The Inspiration Behind ALL THAT WAS
January 19, 2018 | 1:00 PM
The Inspiration Behind ALL THAT WAS
By Karen Rivers
The following is a guest post from Karen Rivers that explores the inspiration behind her latest novel, All That Was.
My son is learning about love in school. It’s broken down into categories: platonic love, familial love, fanatic love. He keeps asking me for help. “What does it mean when you have intimacy but no friendship? Which love is which?”
I shrug. “I don’t know, honey. Love is love.”
I look at his list and it’s all broken down into math. Intimacy plus friendship equals this. Friendship plus respect equals that.
“I love you,” I tell him. “But love is just love.”
“Mom,” he says. “Thanks a lot. Now I’m going to fail.”
I don’t want my son to fail. I love him. But explaining love is hard.
I don’t know love.
I do know love.
When I wrote All That Was, I thought I was writing a love story about Sloane and Soup, and about Soup and Piper, and about the love triangle the three made which was shattered by a death. But the book turned out to not be about romantic love, at least not primarily. It turns out that it is Piper and Sloane’s love story.
In a way, it was also my love story.
When I was six, I fell in love for the first time.
I fell in love with a girl with perfect curls in her hair. “All natural,” she told me, but when I stayed the night at her house for the first time, I watched her mother tie her hair into rags so it would curl while she slept.
“You lied,” I thought, but never said. I took her lie and made it mine.
We were friends, best friends, fiercely, intensely, on and off for most of our childhoods. We loved each other and hated each other. I remember tumbling down a grassy slope at recess, our fists and fingernails lashing into each others’ hair and skin.

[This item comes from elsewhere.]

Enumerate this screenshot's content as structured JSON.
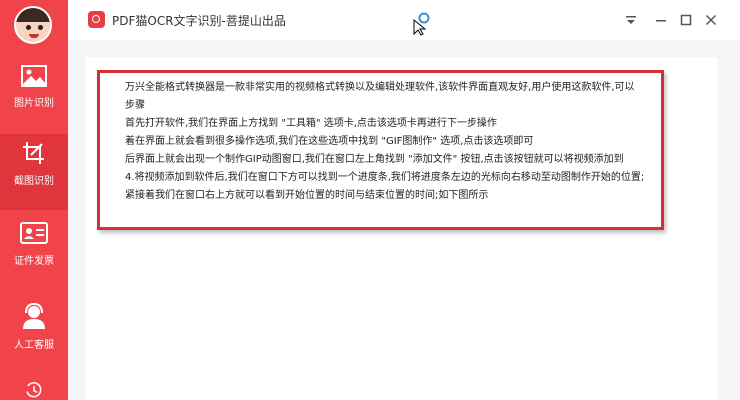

We were eight. The class was divided. Who was right? Who was wrong? Who could question the immutable power of us?
We were us, until we weren’t.
I see us at 12, in the woods. “Let’s walk across the island,” we said. “Why not?” Our ideas were terrible and we loved them. Even as we got increasingly lost in those woods, we told each other confidently, “We’re not lost. We’ll look for clearings. Once we find the beach, we’ll find our way home.”
One day when we were 20, something happened.
Something terrible.
The police were called. In the back of the cruiser, the constable asked my friend, “Are you a student? What do you do? Where do you work?”
She answered him in a voice I’d never heard before.
Coy, flirtatious.
She said her name was Karen. She said she went to UBC. She said she worked at a hospital.
But those were my answers.
My name. My school. My job.
The line between us had forever been blurry but now it was gone. It was at that moment that I knew it wasn’t right. It had gone too far. For her there wasn’t a line between us at all. She held my hand tightly while she spoke. She leaned her head on my shoulder.
For fourteen years, we had spoken every day and shared everything.
And then we didn’t.
I wrote All That Was as a way of working it all out, as a way of understanding how lines between straight girls can shift and blur until one day they disappear altogether. There is no one we can be more cruel to than ourselves, after all. But what happens when your best friend is so much a part of you that you can no longer tell the difference?

All That Was by Karen Rivers
Piper and Sloane were best friends.
They grew up together, from childhood to first love, and in spite of how different they were, their friendship was supposed to last forever. That is, until Piper caught Sloane kissing her boyfriend—and just days later, Piper was found dead, washed ashore on a beach.
Sloane was torn with grief and guilt. How do you make amends for hurting someone you love if that person is no longer around? And how can you ever move on and love again? Told from alternating perspectives, this is a story about the complexity of friendships, forgiveness, and growing up.